We do the 'daily' menu putting new items everyday and sharing these with our patrons through facebook, twitter (Nirmal Indian cuisine or @Nirmal Curry). Idea is to introduce our diverse cuisine in full to the people here, not some fixed items in the menu.

Not much cream or dairy at our place, most of the Indian restaurants here in US try to Americanize (adding cream, cheese etc) the Indian food, we don't. In India we do not eat as much cream or butter what you would find in the Indian dishes here.

Omelet without cheese, try our omelet curry, to introduce omelet sandwich or naan wrap with omelete.

Naan pizza without cheese, a novelty, with chicken tikka or paneer methi

Sandwich with white meat chicken or paneer or vegan without cheese.

Indian drinks (mango lassi, thandai, cumin drink etc) have no alcohol and have beneficial spices,

Our desserts are mostly dairy based, concerted effort to bring as many vegan options as possible, fruit chutney, vegan halwa to replace rice pudding eventually

The whole idea behind this write-up is to enable you to make an informed choice to opt for Indian food and that too at one go. We want Indian food to be the part of your regular meal not something which you indulge once a month eating cream, butter or whatever you find.
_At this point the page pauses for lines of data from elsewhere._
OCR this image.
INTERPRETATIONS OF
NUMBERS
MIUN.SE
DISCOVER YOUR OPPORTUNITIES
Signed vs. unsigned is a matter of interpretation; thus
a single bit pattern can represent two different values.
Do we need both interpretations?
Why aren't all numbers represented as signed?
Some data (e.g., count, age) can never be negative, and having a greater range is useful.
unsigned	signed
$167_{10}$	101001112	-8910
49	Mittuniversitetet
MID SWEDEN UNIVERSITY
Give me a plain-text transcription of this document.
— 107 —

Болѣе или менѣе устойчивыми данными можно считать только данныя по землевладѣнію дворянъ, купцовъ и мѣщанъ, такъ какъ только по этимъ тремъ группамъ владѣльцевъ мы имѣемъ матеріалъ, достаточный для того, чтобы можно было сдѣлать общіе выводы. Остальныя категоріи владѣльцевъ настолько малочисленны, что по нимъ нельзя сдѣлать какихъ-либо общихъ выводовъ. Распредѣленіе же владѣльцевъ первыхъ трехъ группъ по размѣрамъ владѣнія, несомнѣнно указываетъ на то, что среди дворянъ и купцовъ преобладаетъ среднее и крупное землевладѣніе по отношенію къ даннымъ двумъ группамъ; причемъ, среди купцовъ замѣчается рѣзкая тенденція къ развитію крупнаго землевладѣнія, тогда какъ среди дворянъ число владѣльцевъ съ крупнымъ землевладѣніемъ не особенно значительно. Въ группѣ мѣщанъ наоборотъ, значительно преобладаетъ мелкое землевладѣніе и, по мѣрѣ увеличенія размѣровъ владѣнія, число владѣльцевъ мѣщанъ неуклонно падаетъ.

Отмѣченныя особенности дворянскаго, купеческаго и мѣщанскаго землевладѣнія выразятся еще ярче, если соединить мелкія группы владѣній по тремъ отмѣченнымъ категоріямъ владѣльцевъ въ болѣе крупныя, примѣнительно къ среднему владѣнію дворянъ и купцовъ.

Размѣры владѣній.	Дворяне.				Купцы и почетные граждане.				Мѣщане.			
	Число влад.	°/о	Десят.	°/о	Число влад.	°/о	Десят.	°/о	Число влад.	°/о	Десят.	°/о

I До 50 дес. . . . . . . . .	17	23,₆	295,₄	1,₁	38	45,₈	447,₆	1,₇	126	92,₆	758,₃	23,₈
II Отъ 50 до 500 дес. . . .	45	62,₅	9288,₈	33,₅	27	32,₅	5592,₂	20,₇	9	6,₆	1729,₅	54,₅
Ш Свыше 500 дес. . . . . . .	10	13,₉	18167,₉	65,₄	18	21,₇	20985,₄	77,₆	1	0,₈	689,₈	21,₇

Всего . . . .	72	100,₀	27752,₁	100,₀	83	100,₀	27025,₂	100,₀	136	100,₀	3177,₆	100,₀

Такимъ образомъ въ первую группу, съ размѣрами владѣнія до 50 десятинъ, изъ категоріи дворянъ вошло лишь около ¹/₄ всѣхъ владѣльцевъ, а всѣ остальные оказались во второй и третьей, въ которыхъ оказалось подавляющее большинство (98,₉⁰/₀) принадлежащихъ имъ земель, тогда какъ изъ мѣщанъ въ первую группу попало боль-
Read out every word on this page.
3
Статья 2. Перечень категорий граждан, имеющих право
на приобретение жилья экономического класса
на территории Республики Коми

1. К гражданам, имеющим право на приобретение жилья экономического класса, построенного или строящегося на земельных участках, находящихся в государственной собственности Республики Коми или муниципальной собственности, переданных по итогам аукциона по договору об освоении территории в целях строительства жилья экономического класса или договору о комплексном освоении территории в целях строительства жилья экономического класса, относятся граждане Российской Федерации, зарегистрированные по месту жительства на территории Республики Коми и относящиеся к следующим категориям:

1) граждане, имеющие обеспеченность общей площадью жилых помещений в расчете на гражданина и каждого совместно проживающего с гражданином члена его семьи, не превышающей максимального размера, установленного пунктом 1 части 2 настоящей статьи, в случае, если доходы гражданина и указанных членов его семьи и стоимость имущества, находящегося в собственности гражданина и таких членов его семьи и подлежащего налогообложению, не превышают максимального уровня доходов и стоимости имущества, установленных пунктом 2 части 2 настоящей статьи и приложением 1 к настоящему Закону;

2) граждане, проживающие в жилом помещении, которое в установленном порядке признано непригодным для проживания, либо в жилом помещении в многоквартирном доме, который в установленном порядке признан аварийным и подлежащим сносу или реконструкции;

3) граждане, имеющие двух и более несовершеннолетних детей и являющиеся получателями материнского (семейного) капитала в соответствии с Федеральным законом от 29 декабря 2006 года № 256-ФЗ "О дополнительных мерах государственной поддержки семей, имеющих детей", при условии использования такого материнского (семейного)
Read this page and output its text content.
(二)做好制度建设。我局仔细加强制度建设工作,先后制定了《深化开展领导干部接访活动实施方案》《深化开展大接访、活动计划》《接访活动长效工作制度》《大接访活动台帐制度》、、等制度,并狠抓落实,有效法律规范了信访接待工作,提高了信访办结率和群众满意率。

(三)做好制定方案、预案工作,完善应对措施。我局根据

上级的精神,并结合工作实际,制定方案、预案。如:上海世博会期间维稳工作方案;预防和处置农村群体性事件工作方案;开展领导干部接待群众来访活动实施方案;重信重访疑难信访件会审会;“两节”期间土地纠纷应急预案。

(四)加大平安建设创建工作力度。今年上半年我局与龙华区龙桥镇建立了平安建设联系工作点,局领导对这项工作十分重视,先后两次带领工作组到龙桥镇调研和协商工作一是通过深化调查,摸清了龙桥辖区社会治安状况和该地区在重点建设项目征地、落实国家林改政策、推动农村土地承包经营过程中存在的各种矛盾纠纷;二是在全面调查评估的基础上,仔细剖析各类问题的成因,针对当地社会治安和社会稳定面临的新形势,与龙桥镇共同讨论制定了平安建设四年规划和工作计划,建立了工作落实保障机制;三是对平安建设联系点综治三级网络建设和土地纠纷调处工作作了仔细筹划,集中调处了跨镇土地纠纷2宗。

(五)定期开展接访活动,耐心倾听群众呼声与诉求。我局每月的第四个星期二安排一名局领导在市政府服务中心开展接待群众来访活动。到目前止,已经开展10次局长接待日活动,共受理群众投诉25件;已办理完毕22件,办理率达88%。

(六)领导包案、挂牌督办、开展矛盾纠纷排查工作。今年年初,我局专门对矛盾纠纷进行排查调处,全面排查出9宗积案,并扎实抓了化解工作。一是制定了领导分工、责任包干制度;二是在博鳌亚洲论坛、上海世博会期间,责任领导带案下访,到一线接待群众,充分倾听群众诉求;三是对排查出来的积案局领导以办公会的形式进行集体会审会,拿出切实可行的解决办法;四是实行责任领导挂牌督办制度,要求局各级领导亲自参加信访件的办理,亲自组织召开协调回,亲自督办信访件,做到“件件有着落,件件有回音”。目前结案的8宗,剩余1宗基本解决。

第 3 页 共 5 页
2 things during the last 3 years motivated us to go whole hog to pursue this mission for pitching Indian cuisine as a key to reduce obesity. First while serving at 8 corporate cafeterias for 6 months in 2012, we were not able to build our customer base as people (mostly in age group of 35-55) opted for beef or pork sandwich and kind of ignored our food even for once a week. We admit it is difficult to change your eating habits as an adult hence our focus on the kids in the schools and colleges. Second we were able to build a customer base and sustain it for the last 3 years at the college c ampuses we served. When we started serving in the University of Michigan campus at Ann Arbor in 2010, we were the first Indian food vendor in 30 plus cafeterias in the campus with almost 20% Asian students. So now Food box (5 items in $5) is our flagship item at Nirmal as it was at the campuses. It is available whole day (Mon-Sat ~11.30am to 7.30pm) along with ala-carte and take-out.

Honestly when we started our restaurant at Ypsilanti, MI in Oct 2009, we were just an Indian restaurant with a big goal - to make an Indian food chain in US.

Now we have a mission alongside a goal. Let us join hands together to fight this menace of obesity, we owe this to our kids and the future generations.